Use the Henderson-Hasselbalch equation.
pH = pKa + log (base/acid)
pKa = -log(Ka) = 4.76
4.76 = 4.76 + log (base/acid)
Solve for (base/acid). You should get 1 which means the acid was half neutralized.
You can prove this by writing the equation and assuming a number for acetic acid.
CH3COOH + NaOH ==>CH3COONa + H2O
Start with 10 mmoles CH3COOH
Add 5 mmols NaOH.
CH3COOH left = 10-5= 5 mmoles
NaOH left = 0
CH3COONa formed = 5 mmoles
H2O formed = 5 mmoles
You started with 10 mmoles CH3COOH and you have formed 5 mmoles CH3COONa.

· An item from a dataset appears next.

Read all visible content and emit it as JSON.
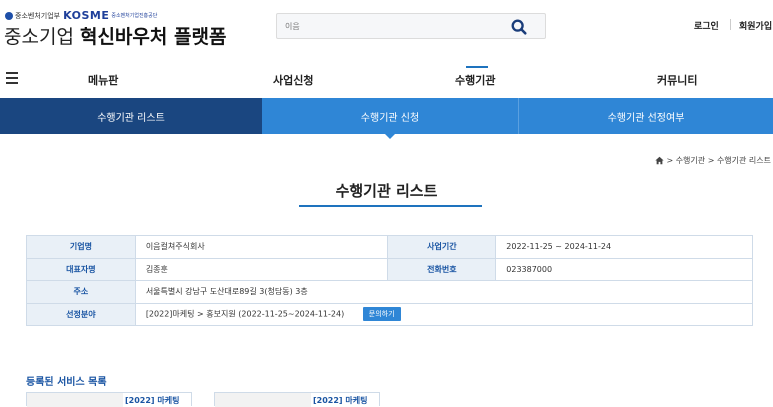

%CH3COONa formed = 5/10*100 = 50%
To find the percentage of acetic acid converted to sodium acetate, we need to use the Henderson-Hasselbalch equation. This equation relates the pH of a solution to the pKa of the weak acid and the concentration of the acid and its conjugate base.
The Henderson-Hasselbalch equation is given by:
pH = pKa + log([A-]/[HA])
Where:
pH = the final pH of the solution
pKa = the negative logarithm of the acid dissociation constant (Ka)

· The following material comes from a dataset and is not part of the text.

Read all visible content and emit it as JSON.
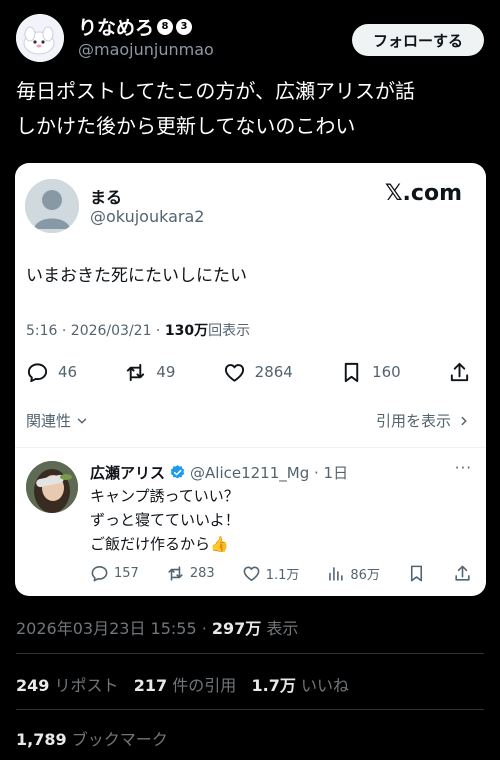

[A-] = the concentration of the conjugate base (sodium acetate, CH3COO-Na+)
[HA] = the concentration of the weak acid (acetic acid, CH3COOH)

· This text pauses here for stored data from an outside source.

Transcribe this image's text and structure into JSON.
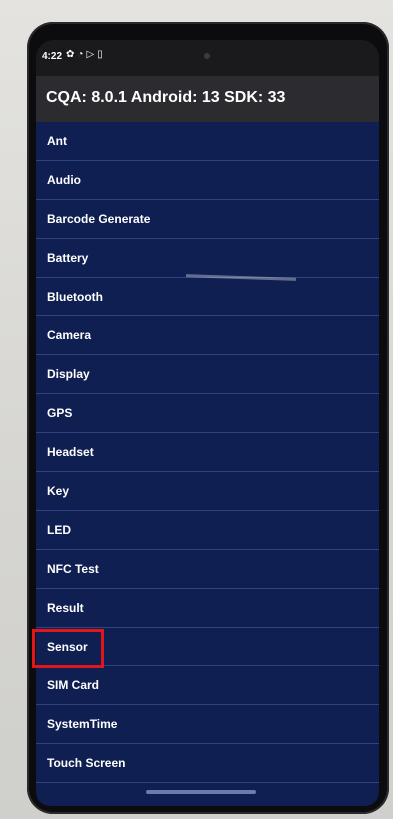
{
  "status": {
    "time": "4:22",
    "icons": [
      "gear-icon",
      "wifi-icon",
      "play-icon",
      "sim-icon"
    ]
  },
  "app": {
    "title": "CQA: 8.0.1 Android: 13 SDK: 33"
  },
  "menu": {
    "items": [
      {
        "label": "Ant"
      },
      {
        "label": "Audio"
      },
      {
        "label": "Barcode Generate"
      },
      {
        "label": "Battery"
      },
      {
        "label": "Bluetooth"
      },
      {
        "label": "Camera"
      },
      {
        "label": "Display"
      },
      {
        "label": "GPS"
      },
      {
        "label": "Headset"
      },
      {
        "label": "Key"
      },
      {
        "label": "LED"
      },
      {
        "label": "NFC Test"
      },
      {
        "label": "Result"
      },
      {
        "label": "Sensor"
      },
      {
        "label": "SIM Card"
      },
      {
        "label": "SystemTime"
      },
      {
        "label": "Touch Screen"
      }
    ],
    "highlighted": "Sensor"
  },
  "colors": {
    "list_background": "#0f1f52",
    "title_background": "#2b2b30",
    "highlight": "#e0161c"
  }
}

In this case, we are given the pH (4.76) and the Ka value (1.74 x 10^-5) for acetic acid. We can rearrange the Henderson-Hasselbalch equation to solve for the ratio [A-]/[HA].
[H+] = 10^-(pH)
[HA]/[A-] = (10^pH)/(10^pKa)
Now, we need to find the concentration of acetic acid ([HA]), which can be calculated using the equation:
[HA] = [HA]0 - [A-]
Where:
[HA]0 = the initial concentration of acetic acid
Since the initial concentration of acetic acid is not given in the question, we cannot proceed further to find the percentage conversion without this information.